De resultas, Scorsese se decantó por una vida religiosa. En 1956 ingresó en un seminario, pero regresó un año después. En 1960 empezó a asistir a clases de cine en la Universidad de Nueva York.
Citó a Elia Kazan como una influencia, igual que a John Ford, que en varias de sus películas, fijaba su cámara sobre dos de sus actores. De hecho, Malas calles la ancla en Harvey Keitel y Robert de Niro. Le tomó tiempo darse cuenta de que esta trama de gánsters y amistades fraternales, cuenta con distancia la historia de su padre y de su hermano mayor. “Le hizo favores hasta el día que murió, a pesar de que mi tío siempre estaba metido en líos y entrando y saliendo de prisión. Tenían una relación muy estrecha. Asistí a muchas discusiones filosóficas, morales y existenciales entre ellos. Así que la película reflexiona sobre la responsabilidad familiar y sobre dónde termina la obligación, si lo hace”.
Fraternidad, humor y cine inmortal
Esas amistades masculinas han sido una constante en su cine, así como el humor: “Uno no puede, el domingo por la mañana, entre las cuatro paredes de una iglesia, reparar todo el mal que ha hecho.

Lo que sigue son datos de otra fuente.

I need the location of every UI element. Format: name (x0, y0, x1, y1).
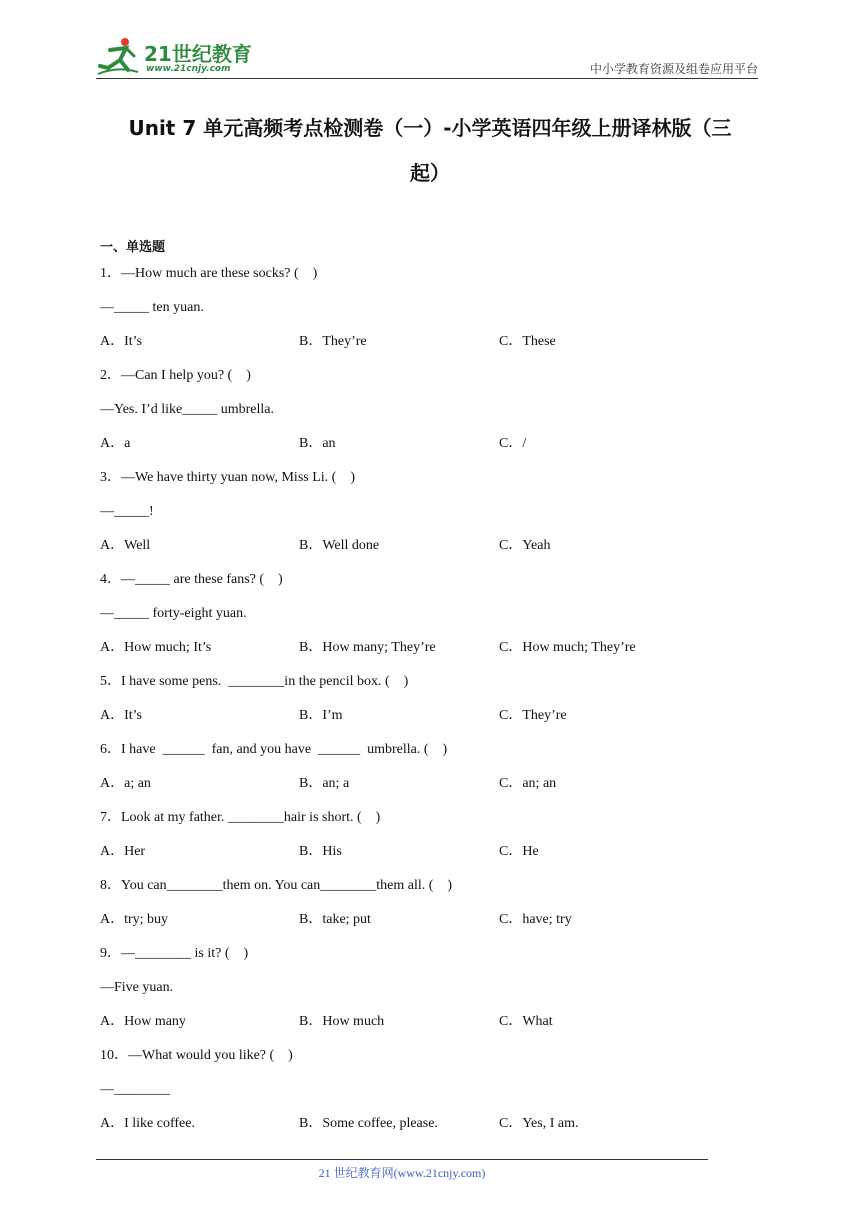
answer-option[interactable]: A．How much; It’s (100, 640, 212, 655)
question-stem: 1．—How much are these socks? ( ) (100, 266, 318, 281)
answer-option[interactable]: C．Yeah (499, 538, 551, 553)
answer-option[interactable]: A．It’s (100, 708, 142, 723)
answer-option[interactable]: C．an; an (499, 776, 557, 791)
question-stem: 8．You can________them on. You can________them all. ( ) (100, 878, 453, 893)
answer-option[interactable]: A．a; an (100, 776, 151, 791)
answer-option[interactable]: B．His (299, 844, 342, 859)
page-header (96, 34, 758, 80)
answer-option[interactable]: C．They’re (499, 708, 567, 723)
answer-option[interactable]: C．Yes, I am. (499, 1116, 579, 1131)
answer-option[interactable]: C．have; try (499, 912, 572, 927)
question-stem: 5．I have some pens. ________in the pencil box. ( ) (100, 674, 409, 689)
runner-logo-icon (96, 36, 140, 76)
question-stem: 3．—We have thirty yuan now, Miss Li. ( ) (100, 470, 355, 485)
question-response-line: —_____ forty-eight yuan. (100, 606, 247, 621)
answer-option[interactable]: B．Well done (299, 538, 380, 553)
question-stem: 7．Look at my father. ________hair is short. ( ) (100, 810, 381, 825)
answer-option[interactable]: C．He (499, 844, 539, 859)
question-stem: 6．I have ______ fan, and you have ______ umbrella. ( ) (100, 742, 448, 757)
answer-option[interactable]: B．I’m (299, 708, 343, 723)
answer-option[interactable]: A．Well (100, 538, 151, 553)
logo-text: 21世纪教育 (144, 42, 252, 66)
answer-option[interactable]: B．an; a (299, 776, 350, 791)
title-line-2: 起） (410, 161, 450, 185)
answer-option[interactable]: B．They’re (299, 334, 367, 349)
answer-option[interactable]: A．Her (100, 844, 146, 859)
question-response-line: —_____! (100, 504, 154, 519)
answer-option[interactable]: A．How many (100, 1014, 186, 1029)
answer-option[interactable]: A．I like coffee. (100, 1116, 195, 1131)
question-stem: 9．—________ is it? ( ) (100, 946, 249, 961)
question-stem: 4．—_____ are these fans? ( ) (100, 572, 283, 587)
header-slogan: 中小学教育资源及组卷应用平台 (589, 62, 758, 76)
answer-option[interactable]: B．How much (299, 1014, 385, 1029)
answer-option[interactable]: A．try; buy (100, 912, 169, 927)
question-stem: 10．—What would you like? ( ) (100, 1048, 293, 1063)
answer-option[interactable]: C．/ (499, 436, 527, 451)
logo (96, 34, 266, 78)
footer-text: 21 世纪教育网(www.21cnjy.com) (318, 1166, 486, 1180)
question-stem: 2．—Can I help you? ( ) (100, 368, 251, 383)
footer-divider (96, 1159, 708, 1160)
answer-option[interactable]: C．What (499, 1014, 553, 1029)
answer-option[interactable]: B．take; put (299, 912, 371, 927)
page-title (96, 106, 764, 196)
answer-option[interactable]: A．It’s (100, 334, 142, 349)
section-title: 一、单选题 (100, 240, 166, 255)
header-divider (96, 78, 758, 79)
title-line-1: Unit 7 单元高频考点检测卷（一）-小学英语四年级上册译林版（三 (128, 116, 732, 140)
answer-option[interactable]: C．These (499, 334, 556, 349)
answer-option[interactable]: B．Some coffee, please. (299, 1116, 438, 1131)
answer-option[interactable]: C．How much; They’re (499, 640, 636, 655)
question-response-line: —Yes. I’d like_____ umbrella. (100, 402, 274, 417)
question-response-line: —________ (100, 1082, 170, 1097)
question-response-line: —Five yuan. (100, 980, 174, 995)
logo-url: www.21cnjy.com (146, 64, 231, 74)
answer-option[interactable]: A．a (100, 436, 131, 451)
answer-option[interactable]: B．How many; They’re (299, 640, 436, 655)
answer-option[interactable]: B．an (299, 436, 336, 451)
question-response-line: —_____ ten yuan. (100, 300, 204, 315)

Es un trabajo diario. En el cual la dimensión tragicómica de la existencia siempre me ha llamado la atención. La risa y la burla son absolutamente cruciales".

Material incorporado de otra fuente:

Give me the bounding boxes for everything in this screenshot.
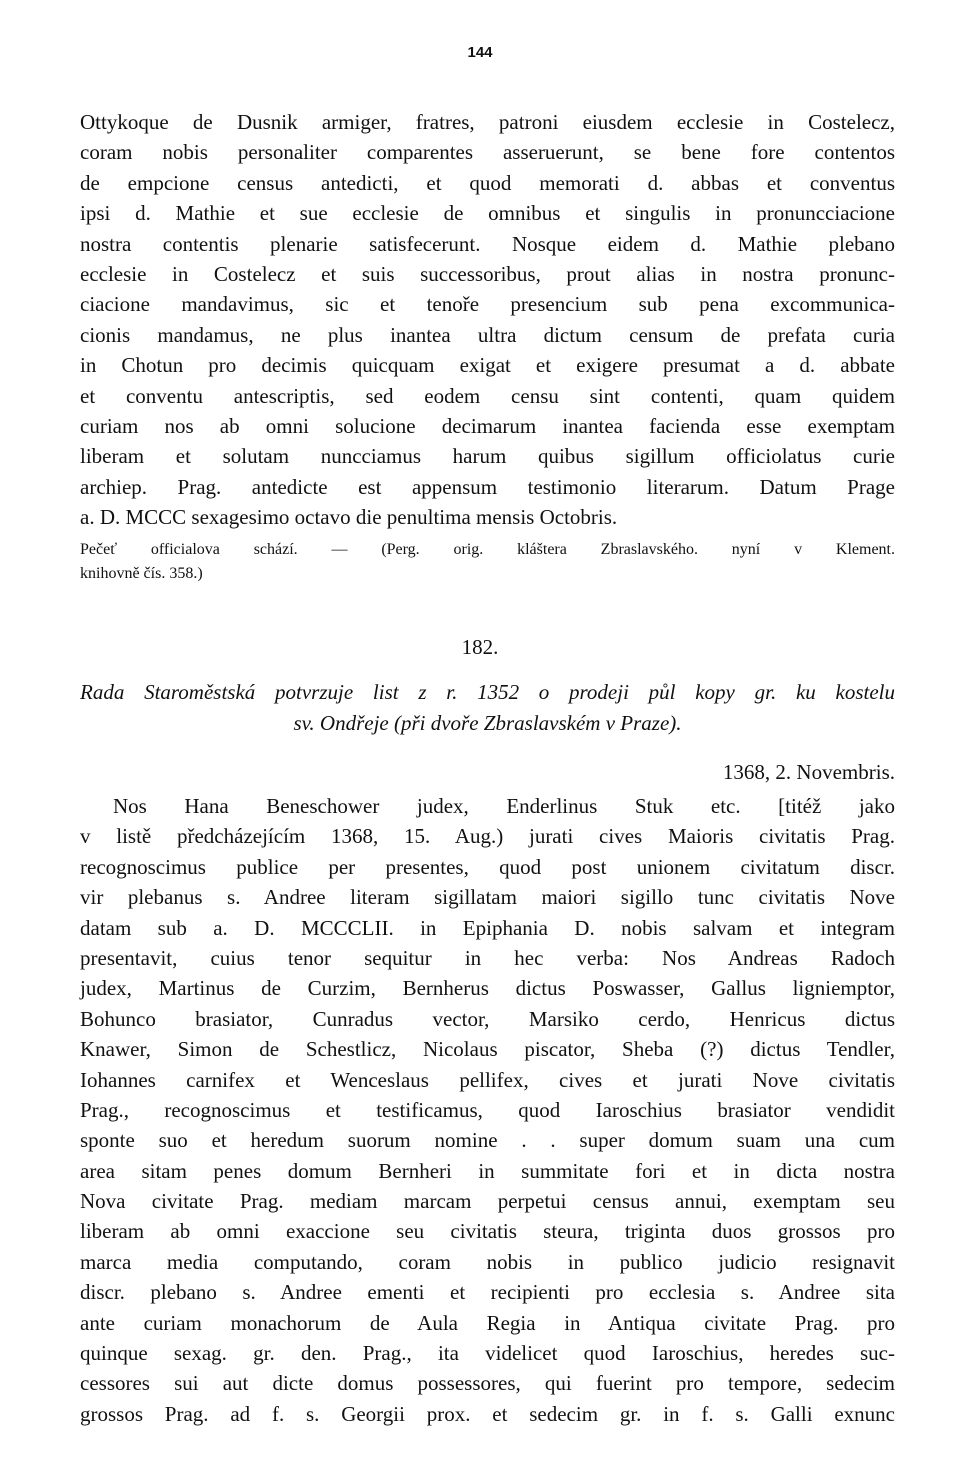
text-line: ipsi d. Mathie et sue ecclesie de omnibus et singulis in pronuncciacione <box>80 201 895 226</box>
text-line: cionis mandamus, ne plus inantea ultra dictum censum de prefata curia <box>80 322 895 347</box>
text-line: curiam nos ab omni solucione decimarum inantea facienda esse exemptam <box>80 413 895 438</box>
text-line: liberam et solutam nuncciamus harum quibus sigillum officiolatus curie <box>80 444 895 469</box>
text-line: a. D. MCCC sexagesimo octavo die penultima mensis Octobris. <box>80 505 618 530</box>
text-line: archiep. Prag. antedicte est appensum testimonio literarum. Datum Prage <box>80 474 895 499</box>
text-line: datam sub a. D. MCCCLII. in Epiphania D. nobis salvam et integram <box>80 915 895 940</box>
text-line: Prag., recognoscimus et testificamus, quod Iaroschius brasiator vendidit <box>80 1097 895 1122</box>
text-line: Bohunco brasiator, Cunradus vector, Marsiko cerdo, Henricus dictus <box>80 1006 895 1031</box>
text-line: coram nobis personaliter comparentes asseruerunt, se bene fore contentos <box>80 140 895 165</box>
document-date: 1368, 2. Novembris. <box>722 760 895 784</box>
text-line: Knawer, Simon de Schestlicz, Nicolaus piscator, Sheba (?) dictus Tendler, <box>80 1037 895 1062</box>
text-line: in Chotun pro decimis quicquam exigat et exigere presumat a d. abbate <box>80 353 895 378</box>
text-line: Iohannes carnifex et Wenceslaus pellifex, cives et jurati Nove civitatis <box>80 1067 895 1092</box>
text-line: marca media computando, coram nobis in publico judicio resignavit <box>80 1249 895 1274</box>
text-line: Nos Hana Beneschower judex, Enderlinus Stuk etc. [titéž jako <box>113 794 895 818</box>
text-line: ante curiam monachorum de Aula Regia in Antiqua civitate Prag. pro <box>80 1310 895 1335</box>
text-line: v listě předcházejícím 1368, 15. Aug.) jurati cives Maioris civitatis Prag. <box>80 824 895 849</box>
regest-line: sv. Ondřeje (při dvoře Zbraslavském v Praze). <box>293 711 682 735</box>
text-line: nostra contentis plenarie satisfecerunt. Nosque eidem d. Mathie plebano <box>80 231 895 256</box>
document-number: 182. <box>461 635 499 659</box>
continuation-text <box>80 107 895 532</box>
text-line: ecclesie in Costelecz et suis successoribus, prout alias in nostra pronunc- <box>80 261 895 286</box>
text-line: judex, Martinus de Curzim, Bernherus dictus Poswasser, Gallus ligniemptor, <box>80 976 895 1001</box>
note-line: Pečeť officialova schází. — (Perg. orig. kláštera Zbraslavského. nyní v Klement. <box>80 541 895 558</box>
document-text <box>80 791 895 1429</box>
text-line: Ottykoque de Dusnik armiger, fratres, patroni eiusdem ecclesie in Costelecz, <box>80 110 895 134</box>
text-line: cessores sui aut dicte domus possessores, qui fuerint pro tempore, sedecim <box>80 1371 895 1396</box>
text-line: quinque sexag. gr. den. Prag., ita videlicet quod Iaroschius, heredes suc- <box>80 1341 895 1366</box>
page-number: 144 <box>467 44 493 61</box>
text-line: liberam ab omni exaccione seu civitatis steura, triginta duos grossos pro <box>80 1219 895 1244</box>
text-line: ciacione mandavimus, sic et tenoře presencium sub pena excommunica- <box>80 292 895 317</box>
text-line: recognoscimus publice per presentes, quod post unionem civitatum discr. <box>80 854 895 879</box>
text-line: area sitam penes domum Bernheri in summitate fori et in dicta nostra <box>80 1158 895 1183</box>
text-line: de empcione census antedicti, et quod memorati d. abbas et conventus <box>80 170 895 195</box>
text-line: discr. plebano s. Andree ementi et recipienti pro ecclesia s. Andree sita <box>80 1280 895 1305</box>
text-line: Nova civitate Prag. mediam marcam perpetui census annui, exemptam seu <box>80 1189 895 1214</box>
text-line: vir plebanus s. Andree literam sigillatam maiori sigillo tunc civitatis Nove <box>80 885 895 910</box>
archival-note <box>80 538 895 586</box>
text-line: sponte suo et heredum suorum nomine . . super domum suam una cum <box>80 1128 895 1153</box>
note-line: knihovně čís. 358.) <box>80 565 203 582</box>
text-line: et conventu antescriptis, sed eodem censu sint contenti, quam quidem <box>80 383 895 408</box>
text-line: grossos Prag. ad f. s. Georgii prox. et sedecim gr. in f. s. Galli exnunc <box>80 1401 895 1426</box>
regest-line: Rada Staroměstská potvrzuje list z r. 1352 o prodeji půl kopy gr. ku kostelu <box>80 680 895 704</box>
text-line: presentavit, cuius tenor sequitur in hec verba: Nos Andreas Radoch <box>80 945 895 970</box>
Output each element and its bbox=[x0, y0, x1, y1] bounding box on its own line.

Y justificó el uso del humor en su cine como herencia de la tradición italiana de la Commedia dell'Arte, y como un rasgo fundamental para que psicópatas o sociópatas resulten seductores.

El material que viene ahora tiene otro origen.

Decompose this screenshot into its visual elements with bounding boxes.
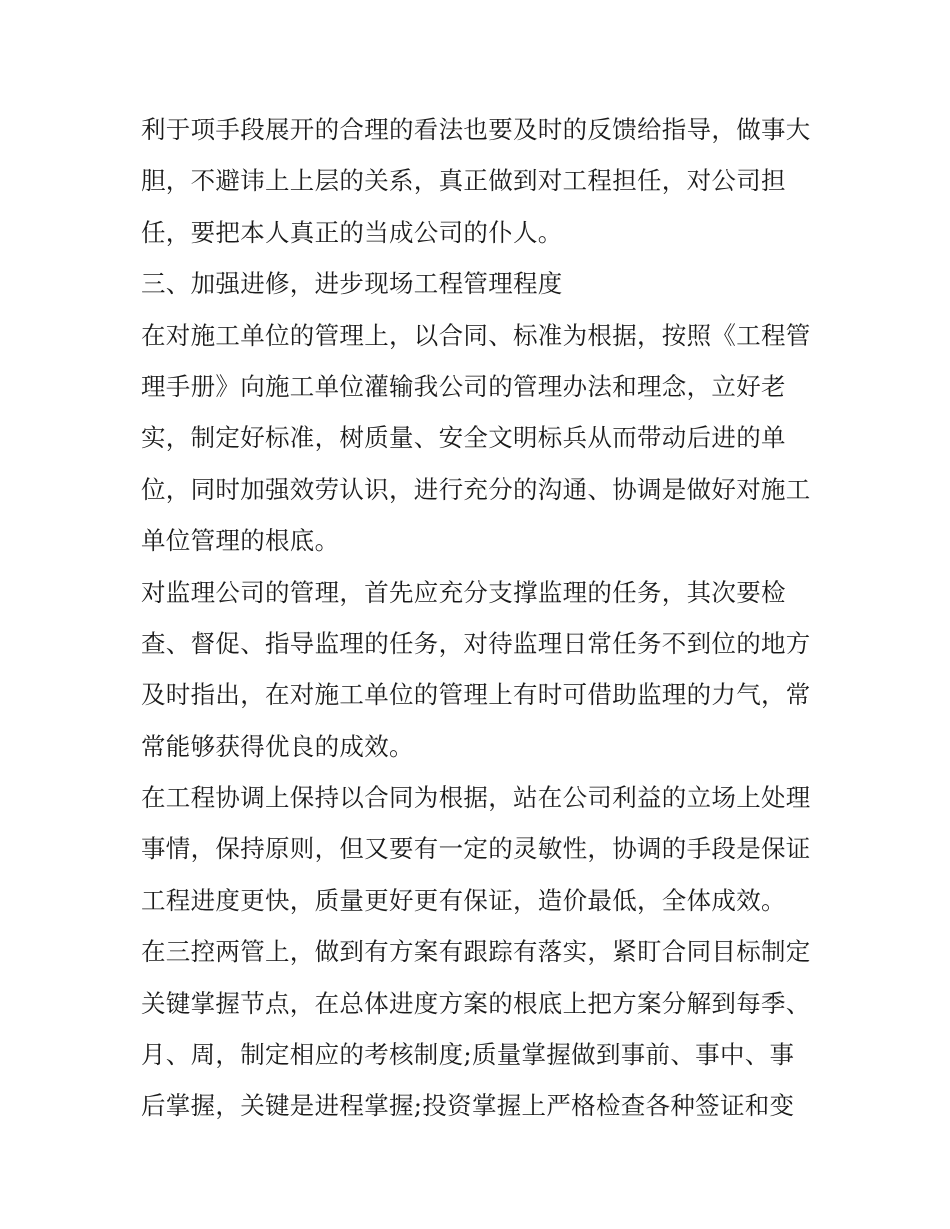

Siempre a la contra, el cineasta, reconocido este año con el Premio Príncipe de Asturias de las Artes estrenará en 2019 El irlandés, protagonizada por sus habituales Robert de Niro, Joe Pesci, Harvey Keitel y Al Pacino, y producida por Netflix, gigante vetado en la sección oficial de Cannes esta edición por no estrenar sus producciones en pantalla grande en Francia.
Además de acometer nuevas producciones, Marty continuará con su apoyo a la restauración de películas, como la mexicana Enamorada (Emilio El Indio Fernández, 1947), que presentó esa misma noche en la sección Cannes Classics.
"Todo está condenado a la extinción. Todos vamos a desaparecer, y el cine con nosotros. Pero ¿por qué debe desaparecer ahora? Más allá de la cuestión del dinero que el séptimo arte aporta, se debe permitir que las películas viejas vuelvan a vivir. Cuando pienso en todo lo que el cine me dio cuando era joven… Las emociones y el impacto que sentí, no puedo creer que los demás no tengan acceso a ellos”.
Y relata que su hija de 18 años se ha beneficiado de ese gusto por la transmisión cultural. Cuando tenía dos años, Scorsese empezó a ponerle dibujos animados, películas de Chaplin, musicales y, finalmente, drama. “Nos dimos cuenta de que ella y sus amigos ya habían visto 300 películas. Es una educación, un equipaje cinematográfico que le hemos entregado. Y ese sentimiento de compartir justifica que apoyemos el trabajo de restauración. Cuando los jóvenes vienen a contarme su placer después de ver La noche del cazador (Charles Laughton, 1956) o La Dolce Vita (Federico Fellini, 1960) siento mucha felicidad".
Y nosotros al escuchar sus palabras o ver cualquiera de sus películas, maestro.